CompaniesPREMIUM

Slow going on Botswana coal supply as Eskom mulls green deal

The utility has proposed accelerated decommissioning of nine power stations.

Work on the Masama Coal Project north of Gaborone. Picture: PHILIP MOSTERT
Work on the Masama Coal Project north of Gaborone. Picture: PHILIP MOSTERT

Minergy, a Botswana-based coal miner short-listed to supply Eskom’s Tutuka power station, said the power utility appears to be dragging its feet in finalising the 100-million tonne supply deal.

Minergy was among 10 suppliers short-listed late in 2020 in response to Eskom’s tender for the supply of  100-million tonnes of coal over 20 years for the 3,600MW power plant.

“We are still in a process of a due diligence ... we’ve seen that there’s no pushing from Eskom to get this thing done,” Minergy CEO Morné du Plessis told Business Day on Monday.

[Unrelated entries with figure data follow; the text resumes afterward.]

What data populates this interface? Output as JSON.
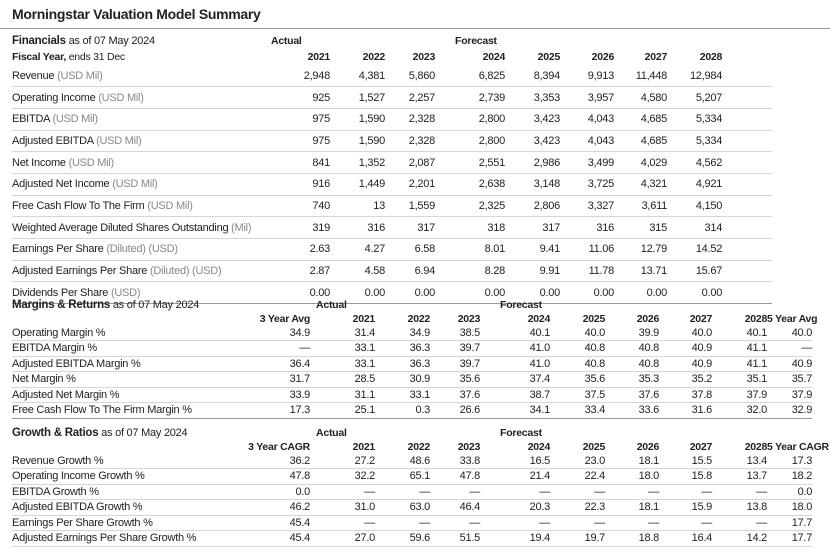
{
  "title": "Morningstar Valuation Model Summary",
  "financials": {
    "title": "Financials",
    "asof": "as of 07 May 2024",
    "group_actual": "Actual",
    "group_forecast": "Forecast",
    "fy_label": "Fiscal Year,",
    "fy_sub": "ends 31 Dec",
    "years": [
      "2021",
      "2022",
      "2023",
      "2024",
      "2025",
      "2026",
      "2027",
      "2028"
    ],
    "rows": [
      {
        "label": "Revenue",
        "unit": "(USD Mil)",
        "values": [
          "2,948",
          "4,381",
          "5,860",
          "6,825",
          "8,394",
          "9,913",
          "11,448",
          "12,984"
        ]
      },
      {
        "label": "Operating Income",
        "unit": "(USD Mil)",
        "values": [
          "925",
          "1,527",
          "2,257",
          "2,739",
          "3,353",
          "3,957",
          "4,580",
          "5,207"
        ]
      },
      {
        "label": "EBITDA",
        "unit": "(USD Mil)",
        "values": [
          "975",
          "1,590",
          "2,328",
          "2,800",
          "3,423",
          "4,043",
          "4,685",
          "5,334"
        ]
      },
      {
        "label": "Adjusted EBITDA",
        "unit": "(USD Mil)",
        "values": [
          "975",
          "1,590",
          "2,328",
          "2,800",
          "3,423",
          "4,043",
          "4,685",
          "5,334"
        ]
      },
      {
        "label": "Net Income",
        "unit": "(USD Mil)",
        "values": [
          "841",
          "1,352",
          "2,087",
          "2,551",
          "2,986",
          "3,499",
          "4,029",
          "4,562"
        ]
      },
      {
        "label": "Adjusted Net Income",
        "unit": "(USD Mil)",
        "values": [
          "916",
          "1,449",
          "2,201",
          "2,638",
          "3,148",
          "3,725",
          "4,321",
          "4,921"
        ]
      },
      {
        "label": "Free Cash Flow To The Firm",
        "unit": "(USD Mil)",
        "values": [
          "740",
          "13",
          "1,559",
          "2,325",
          "2,806",
          "3,327",
          "3,611",
          "4,150"
        ]
      },
      {
        "label": "Weighted Average Diluted Shares Outstanding",
        "unit": "(Mil)",
        "values": [
          "319",
          "316",
          "317",
          "318",
          "317",
          "316",
          "315",
          "314"
        ]
      },
      {
        "label": "Earnings Per Share",
        "unit": "(Diluted) (USD)",
        "values": [
          "2.63",
          "4.27",
          "6.58",
          "8.01",
          "9.41",
          "11.06",
          "12.79",
          "14.52"
        ]
      },
      {
        "label": "Adjusted Earnings Per Share",
        "unit": "(Diluted) (USD)",
        "values": [
          "2.87",
          "4.58",
          "6.94",
          "8.28",
          "9.91",
          "11.78",
          "13.71",
          "15.67"
        ]
      },
      {
        "label": "Dividends Per Share",
        "unit": "(USD)",
        "values": [
          "0.00",
          "0.00",
          "0.00",
          "0.00",
          "0.00",
          "0.00",
          "0.00",
          "0.00"
        ]
      }
    ]
  },
  "margins": {
    "title": "Margins & Returns",
    "asof": "as of 07 May 2024",
    "group_actual": "Actual",
    "group_forecast": "Forecast",
    "left_col": "3 Year Avg",
    "right_col": "5 Year Avg",
    "years": [
      "2021",
      "2022",
      "2023",
      "2024",
      "2025",
      "2026",
      "2027",
      "2028"
    ],
    "rows": [
      {
        "label": "Operating Margin %",
        "left": "34.9",
        "values": [
          "31.4",
          "34.9",
          "38.5",
          "40.1",
          "40.0",
          "39.9",
          "40.0",
          "40.1"
        ],
        "right": "40.0"
      },
      {
        "label": "EBITDA Margin %",
        "left": "—",
        "values": [
          "33.1",
          "36.3",
          "39.7",
          "41.0",
          "40.8",
          "40.8",
          "40.9",
          "41.1"
        ],
        "right": "—"
      },
      {
        "label": "Adjusted EBITDA Margin %",
        "left": "36.4",
        "values": [
          "33.1",
          "36.3",
          "39.7",
          "41.0",
          "40.8",
          "40.8",
          "40.9",
          "41.1"
        ],
        "right": "40.9"
      },
      {
        "label": "Net Margin %",
        "left": "31.7",
        "values": [
          "28.5",
          "30.9",
          "35.6",
          "37.4",
          "35.6",
          "35.3",
          "35.2",
          "35.1"
        ],
        "right": "35.7"
      },
      {
        "label": "Adjusted Net Margin %",
        "left": "33.9",
        "values": [
          "31.1",
          "33.1",
          "37.6",
          "38.7",
          "37.5",
          "37.6",
          "37.8",
          "37.9"
        ],
        "right": "37.9"
      },
      {
        "label": "Free Cash Flow To The Firm Margin %",
        "left": "17.3",
        "values": [
          "25.1",
          "0.3",
          "26.6",
          "34.1",
          "33.4",
          "33.6",
          "31.6",
          "32.0"
        ],
        "right": "32.9"
      }
    ]
  },
  "growth": {
    "title": "Growth & Ratios",
    "asof": "as of 07 May 2024",
    "group_actual": "Actual",
    "group_forecast": "Forecast",
    "left_col": "3 Year CAGR",
    "right_col": "5 Year CAGR",
    "years": [
      "2021",
      "2022",
      "2023",
      "2024",
      "2025",
      "2026",
      "2027",
      "2028"
    ],
    "rows": [
      {
        "label": "Revenue Growth %",
        "left": "36.2",
        "values": [
          "27.2",
          "48.6",
          "33.8",
          "16.5",
          "23.0",
          "18.1",
          "15.5",
          "13.4"
        ],
        "right": "17.3"
      },
      {
        "label": "Operating Income Growth %",
        "left": "47.8",
        "values": [
          "32.2",
          "65.1",
          "47.8",
          "21.4",
          "22.4",
          "18.0",
          "15.8",
          "13.7"
        ],
        "right": "18.2"
      },
      {
        "label": "EBITDA Growth %",
        "left": "0.0",
        "values": [
          "—",
          "—",
          "—",
          "—",
          "—",
          "—",
          "—",
          "—"
        ],
        "right": "0.0"
      },
      {
        "label": "Adjusted EBITDA Growth %",
        "left": "46.2",
        "values": [
          "31.0",
          "63.0",
          "46.4",
          "20.3",
          "22.3",
          "18.1",
          "15.9",
          "13.8"
        ],
        "right": "18.0"
      },
      {
        "label": "Earnings Per Share Growth %",
        "left": "45.4",
        "values": [
          "—",
          "—",
          "—",
          "—",
          "—",
          "—",
          "—",
          "—"
        ],
        "right": "17.7"
      },
      {
        "label": "Adjusted Earnings Per Share Growth %",
        "left": "45.4",
        "values": [
          "27.0",
          "59.6",
          "51.5",
          "19.4",
          "19.7",
          "18.8",
          "16.4",
          "14.2"
        ],
        "right": "17.7"
      }
    ]
  }
}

Du Plessis said he was concerned about Eskom CEO Andre de Ruyter’s comments on a potential accelerated decommissioning of SA’s coal-fired power stations and how this might affect coal supply agreements. “I’m not sure how this gels with the tenders that they put out there,” he said.

In return for green funding, Eskom has proposed an accelerated decommissioning of nine power stations, including Tutuka — potentially moving its planned closure forward from 2041 to 2030.

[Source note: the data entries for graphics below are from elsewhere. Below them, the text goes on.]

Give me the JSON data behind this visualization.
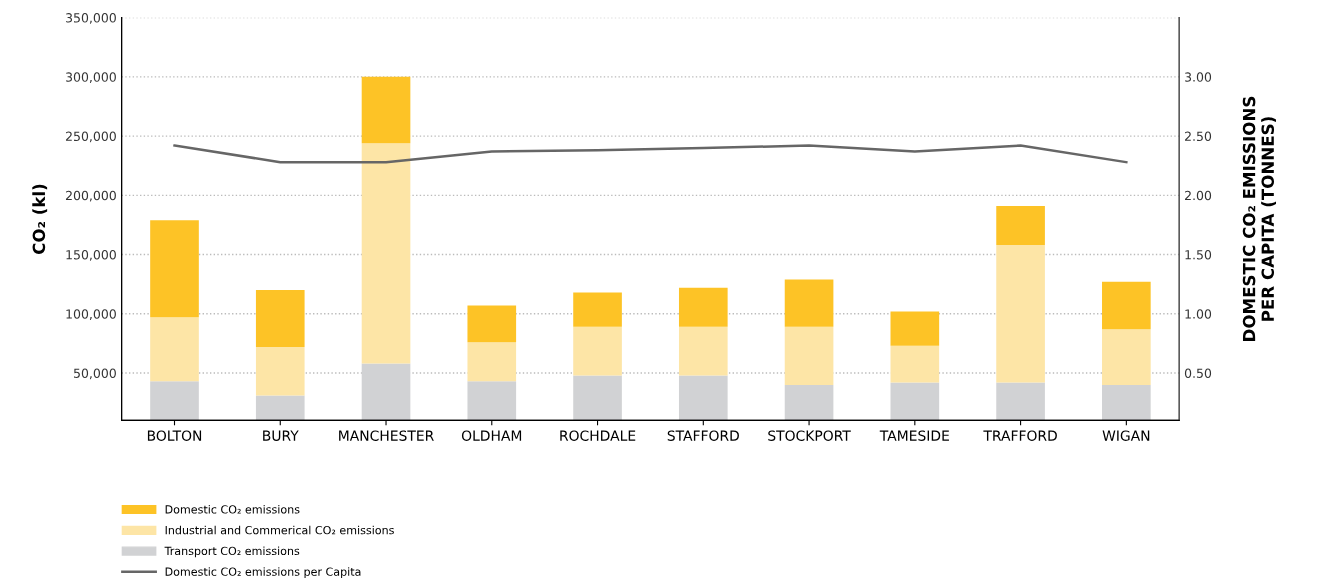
{
  "chart_data": {
    "type": "bar",
    "stacked": true,
    "categories": [
      "BOLTON",
      "BURY",
      "MANCHESTER",
      "OLDHAM",
      "ROCHDALE",
      "STAFFORD",
      "STOCKPORT",
      "TAMESIDE",
      "TRAFFORD",
      "WIGAN"
    ],
    "series": [
      {
        "name": "Transport CO₂ emissions",
        "color": "#d1d2d4",
        "values": [
          43000,
          31000,
          58000,
          43000,
          48000,
          48000,
          40000,
          42000,
          42000,
          40000
        ]
      },
      {
        "name": "Industrial and Commerical CO₂ emissions",
        "color": "#fde5a6",
        "values": [
          54000,
          41000,
          186000,
          33000,
          41000,
          41000,
          49000,
          31000,
          116000,
          47000
        ]
      },
      {
        "name": "Domestic CO₂ emissions",
        "color": "#fdc326",
        "values": [
          82000,
          48000,
          56000,
          31000,
          29000,
          33000,
          40000,
          29000,
          33000,
          40000
        ]
      },
      {
        "name": "Domestic CO₂ emissions per Capita",
        "type": "line",
        "axis": "y2",
        "color": "#666666",
        "values": [
          2.42,
          2.28,
          2.28,
          2.37,
          2.38,
          2.4,
          2.42,
          2.37,
          2.42,
          2.28
        ]
      }
    ],
    "ylabel": "CO₂ (kl)",
    "y2label": "DOMESTIC CO₂ EMISSIONS\nPER CAPITA (TONNES)",
    "ylim": [
      10000,
      350000
    ],
    "yticks": [
      {
        "value": 50000,
        "label": "50,000"
      },
      {
        "value": 100000,
        "label": "100,000"
      },
      {
        "value": 150000,
        "label": "150,000"
      },
      {
        "value": 200000,
        "label": "200,000"
      },
      {
        "value": 250000,
        "label": "250,000"
      },
      {
        "value": 300000,
        "label": "300,000"
      },
      {
        "value": 350000,
        "label": "350,000"
      }
    ],
    "y2lim": [
      0.1,
      3.5
    ],
    "y2ticks": [
      {
        "value": 0.5,
        "label": "0.50"
      },
      {
        "value": 1,
        "label": "1.00"
      },
      {
        "value": 1.5,
        "label": "1.50"
      },
      {
        "value": 2,
        "label": "2.00"
      },
      {
        "value": 2.5,
        "label": "2.50"
      },
      {
        "value": 3,
        "label": "3.00"
      }
    ],
    "grid": "y",
    "legend": "bottom left"
  }
}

Minergy, a coal mining and trading company which owns the Masama coal mine outside Gaborone, primarily supplies high quality coal to inland industrial users in SA, Botswana and Namibia. Though not critical to the Minergy business case, Eskom supply is seen as a “blue sky” opportunity for the producer as SA’s coal industry faces terminal decline.

In its results for the year ended June 2021, released on Monday, Minergy reported a jump in revenue to 193-million pula (R256m), up from 81-million pula the previous year. The miner also reported a 110% improvement in sales volumes surpassing 415,000 tonnes — from 198,000 tonnes the previous year. However, the company incurred a net loss before taxation of 136-million pula (R180m), compared to a loss of 117-million pula in the year ended June 2020, which was challenged by delayed funding, Covid-19 effects and excessive rain.

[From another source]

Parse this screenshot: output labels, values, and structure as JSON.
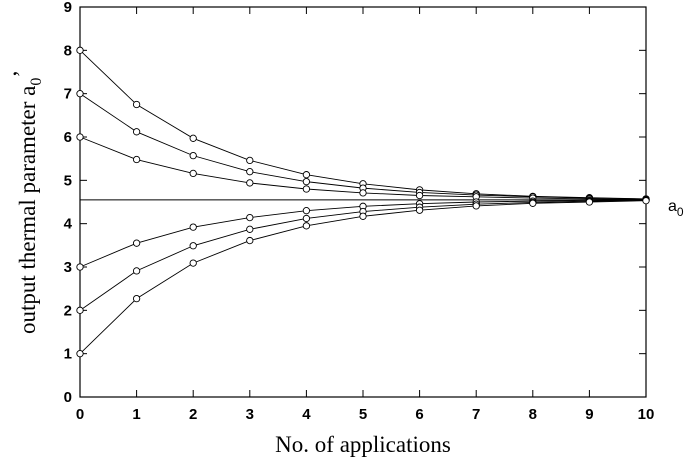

The performance, Minergy said, was divided into two distinct periods with different operating environments. “The first eight-month period (July 2020 to February 2021), was negatively affected by delayed funding, Covid-19 impacts and excessive rain; and the last four-month period (March to June 2021), was a more stable production environment moving towards nameplate capacity.”

Looking ahead, the company expects to reach consistent nameplate capacity in the 2022 financial year. Minergy also expects to benefit from continued strong export coal prices which has resulted in high quality product leaving the country, and opening a gap for Minergy to supply SA industrial customers that typically have been supplied by larger local mines.

However, for exporters in SA the opportunity presented by buoyant export prices has been severely frustrated by worsening issues on the Transnet Freight Rail Line.

For Minergy, which has a logistical disadvantage as an exporter through the Richards Bay Coal Terminal, the rail issues and Transnet’s deteriorating delivery more generally, does not have an immediate effect on the business. But it does not bode well for the emerging Botswana coal industry, which pins its hopes on a heavy rail link to SA that could ferry its product to the Richards Bay export terminal.

In August Transnet CEO Portia Derby indicated the utility would no longer pursue expansion of the Waterberg coal link, which would have opened an export route for Botswana coal.

“That’s obviously disappointing,” du Plessis said, but added that discussions have continued at a ministerial level to advocate for the link.